That Barack Obama said in one form or another that if you like your health care plan/doctor, you could keep your health care plan/doctor is indisputable. Video captures of him making this pledge, punctuated in many cases with the exclamation “Period!,” have been plastered all over YouTube.
That his supporters are now working feverishly to reinvent his promise is unsurprising.
Revisionist history is an area that liberals excel in, whether it is Harry Reid’s before-and-after position on the filibuster or the president’s own double vision when it comes to raising the debt ceiling.
The capacity to pretend that the past happened differently was on display again yesterday. Zeke Emanuel, brother of former Obama chief of staff Rahm Manuel, appeared on Fox News Sunday to deny that Obama ever lied about keeping your existing insurance plan. As an architect of Obamacare, Emanuel should certainly know what the president did or didn’t say about the law’s effects.
The Weekly Standard has a video and transcript of the exchange between Emanuel and host Chris Wallace. Both are reproduced below:
WALLACE: President Obama famously promised, if you like your doctor, you can keep your doctor. Doesn’t that turn out to be just as false, just as misleading, as his promise about if you like your plan, you can keep your plan?

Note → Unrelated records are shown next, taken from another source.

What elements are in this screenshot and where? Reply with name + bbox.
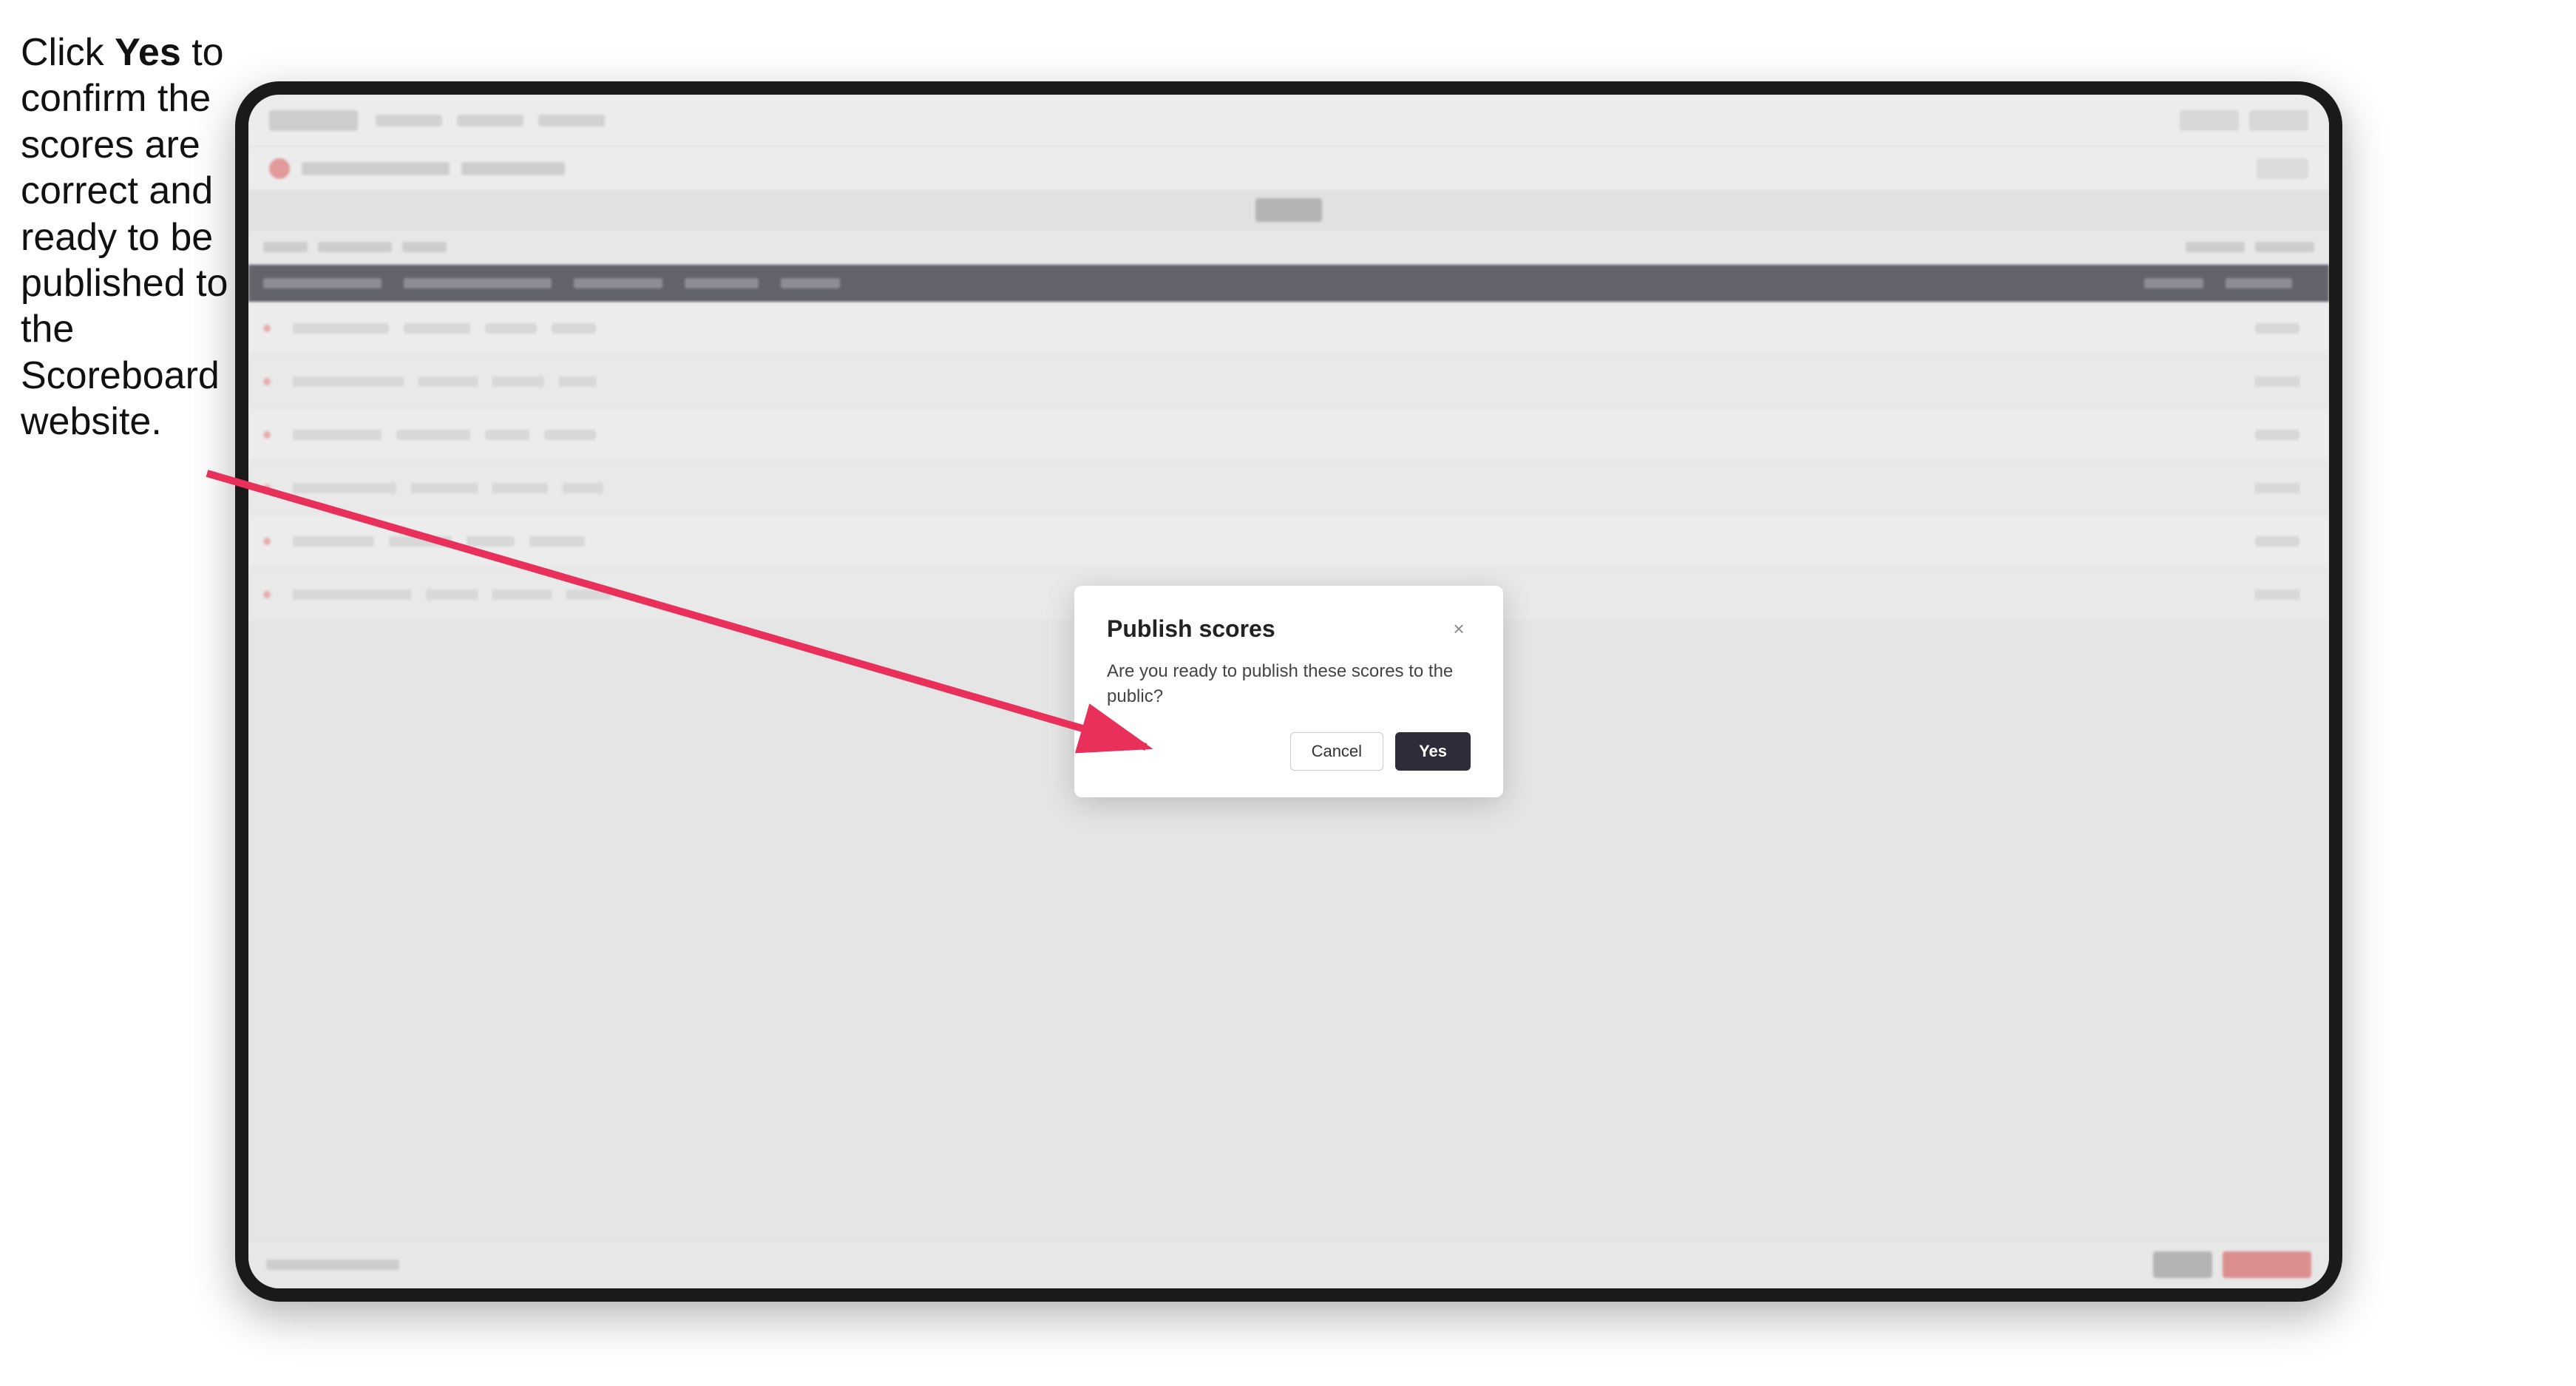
modal-message: Are you ready to publish these scores to…: [1107, 659, 1471, 709]
instruction-text: Click Yes to confirm the scores are corr…: [21, 30, 235, 445]
modal-close-button[interactable]: ×: [1447, 617, 1471, 640]
yes-button[interactable]: Yes: [1395, 732, 1471, 771]
modal-footer: Cancel Yes: [1107, 732, 1471, 771]
modal-overlay: Publish scores × Are you ready to publis…: [248, 95, 2329, 1288]
modal-title: Publish scores: [1107, 615, 1275, 643]
publish-scores-dialog: Publish scores × Are you ready to publis…: [1074, 586, 1503, 797]
modal-header: Publish scores ×: [1107, 615, 1471, 643]
cancel-button[interactable]: Cancel: [1290, 732, 1383, 771]
tablet-device: Publish scores × Are you ready to publis…: [235, 81, 2342, 1302]
modal-body: Are you ready to publish these scores to…: [1107, 659, 1471, 709]
tablet-screen: Publish scores × Are you ready to publis…: [248, 95, 2329, 1288]
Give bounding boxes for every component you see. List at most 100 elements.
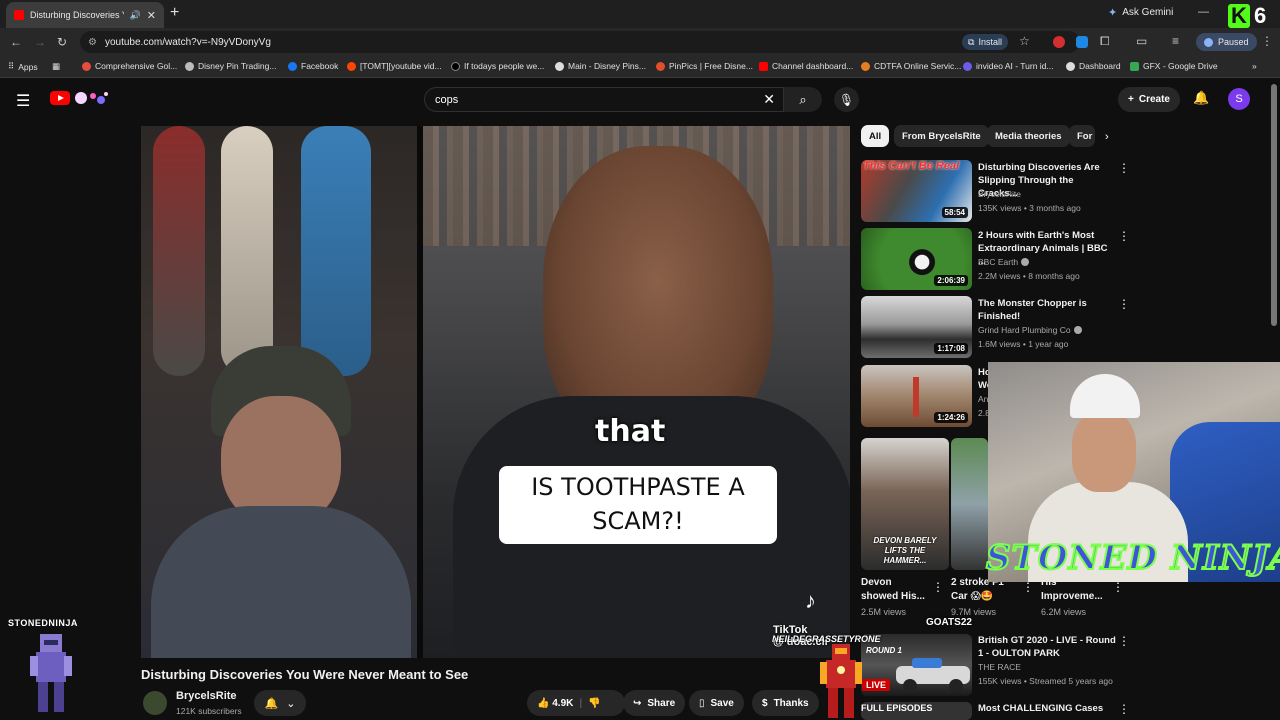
- extension-blue-icon[interactable]: [1076, 36, 1088, 48]
- url-text: youtube.com/watch?v=-N9yVDonyVg: [104, 36, 271, 48]
- rec-channel[interactable]: THE RACE: [978, 662, 1021, 672]
- tiktok-icon: [451, 61, 460, 71]
- dislike-button[interactable]: 👎: [588, 698, 600, 709]
- bookmark-apps[interactable]: ⠿ Apps: [8, 61, 38, 72]
- chevron-right-icon[interactable]: ›: [1105, 131, 1109, 143]
- short-thumbnail[interactable]: DEVON BARELY LIFTS THE HAMMER...: [861, 438, 949, 570]
- tab-groups-icon[interactable]: ▦: [52, 61, 60, 72]
- bookmark-item[interactable]: Disney Pin Trading...: [185, 61, 276, 71]
- bookmark-item[interactable]: Facebook: [288, 61, 338, 71]
- bookmark-item[interactable]: Channel dashboard...: [759, 61, 853, 71]
- rec-thumbnail[interactable]: 1:17:08: [861, 296, 972, 358]
- rec-title[interactable]: The Monster Chopper is Finished!: [978, 297, 1110, 323]
- audio-playing-icon[interactable]: 🔊: [130, 10, 141, 21]
- more-options-icon[interactable]: ⋮: [1112, 580, 1124, 594]
- youtube-logo-icon[interactable]: [50, 91, 70, 105]
- tab-title: Disturbing Discoveries You: [30, 10, 124, 20]
- new-tab-icon[interactable]: +: [170, 4, 179, 22]
- bookmark-star-icon[interactable]: ☆: [1019, 34, 1030, 48]
- more-options-icon[interactable]: ⋮: [1118, 634, 1130, 648]
- rec-channel[interactable]: Grind Hard Plumbing Co: [978, 325, 1082, 335]
- search-button[interactable]: ⌕: [784, 87, 822, 112]
- short-title[interactable]: Devon showed His...: [861, 576, 929, 604]
- install-app-button[interactable]: ⧉ Install: [962, 34, 1008, 50]
- profile-paused-button[interactable]: Paused: [1196, 33, 1257, 51]
- search-input[interactable]: cops ✕: [424, 87, 784, 112]
- thanks-button[interactable]: $ Thanks: [752, 690, 819, 716]
- bookmark-item[interactable]: invideo AI - Turn id...: [963, 61, 1053, 71]
- more-options-icon[interactable]: ⋮: [1022, 580, 1034, 594]
- share-button[interactable]: ↪ Share: [623, 690, 686, 716]
- account-avatar[interactable]: S: [1228, 88, 1250, 110]
- extension-red-icon[interactable]: [1053, 36, 1065, 48]
- rec-title[interactable]: Most CHALLENGING Cases: [978, 702, 1118, 715]
- like-button[interactable]: 👍 4.9K: [537, 698, 573, 709]
- close-tab-icon[interactable]: ✕: [147, 9, 156, 22]
- back-icon[interactable]: ←: [10, 35, 22, 49]
- reload-icon[interactable]: ↻: [57, 35, 67, 49]
- stoned-ninja-tag: STONEDNINJA: [8, 618, 78, 628]
- bookmark-item[interactable]: If todays people we...: [451, 61, 544, 71]
- bookmark-item[interactable]: Dashboard: [1066, 61, 1121, 71]
- rec-channel-name: THE RACE: [978, 662, 1021, 672]
- forward-icon[interactable]: →: [34, 35, 46, 49]
- thumbnail-overlay-text: This Can't Be Real: [863, 160, 960, 172]
- create-button[interactable]: + Create: [1118, 87, 1180, 112]
- minimize-icon[interactable]: —: [1198, 6, 1209, 18]
- facebook-icon: [288, 61, 297, 71]
- chrome-menu-icon[interactable]: ⋮: [1261, 34, 1273, 48]
- short-thumbnail[interactable]: [951, 438, 988, 570]
- goats-label: GOATS22: [926, 617, 972, 628]
- bookmark-item[interactable]: GFX - Google Drive: [1130, 61, 1218, 71]
- browser-tab[interactable]: Disturbing Discoveries You 🔊 ✕: [6, 2, 164, 28]
- cast-icon[interactable]: ▭: [1136, 34, 1147, 48]
- subscribed-notifications-button[interactable]: 🔔 ⌄: [254, 690, 306, 716]
- rec-thumbnail[interactable]: 2:06:39: [861, 228, 972, 290]
- rec-thumbnail[interactable]: This Can't Be Real 58:54: [861, 160, 972, 222]
- round-label: ROUND 1: [866, 646, 903, 655]
- voice-search-button[interactable]: 🎙: [834, 87, 859, 112]
- channel-name[interactable]: BrycelsRite: [176, 690, 237, 702]
- bookmark-item[interactable]: [TOMT][youtube vid...: [347, 61, 442, 71]
- rec-title[interactable]: British GT 2020 - LIVE - Round 1 - OULTO…: [978, 634, 1118, 660]
- chip-all[interactable]: All: [861, 125, 890, 147]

Isn’t it a fact, sir, that a number, most, in fact, of the Obamacare health plans that are being offered on the exchanges exclude a number of doctors and hospitals to lower costs?
EMANUEL: The president never said you were going to have unlimited choice of any doctor in the country you want to go to.
WALLACE: No. He asked a question. If you like your doctor, you can keep your doctor. Did he not say that, sir?
EMANUEL: He didn’t say you could have unlimited choice.
WALLACE: It’s a simple yes or no question. Did he say if you like your doctor, you can keep your doctor?
EMANUEL: Yes. But look, if you want to pay more for an insurance company that covers your doctor, you can do that. This is a matter of choice. We know in all sorts of places you pay more for certain — for a wider range of choices or wider range of benefits. The issue isn’t the selective networks. People keep saying, Oh, the problem is you’re going to have a selective network—
WALLACE: Well, if you lose your doctor or lose your hospital—
EMANUEL: Let me just say something. People are going to have a choice as to whether they want to pay a certain amount for a selective network or pay more for a broader network.
WALLACE: Which will mean your premiums will probably go up.
EMANUEL: They get that choice. That’s a choice they always made.
WALLACE: Which means your premium may go up over what you were paying so that, in other words—
The claim that Americans are now forced to make “a choice that they’ve always made” is true. But it is also true that the Affordable Care Act is now denying them another choice they’ve always had it within their purview to make. That is the choice to buy or not buy health insurance.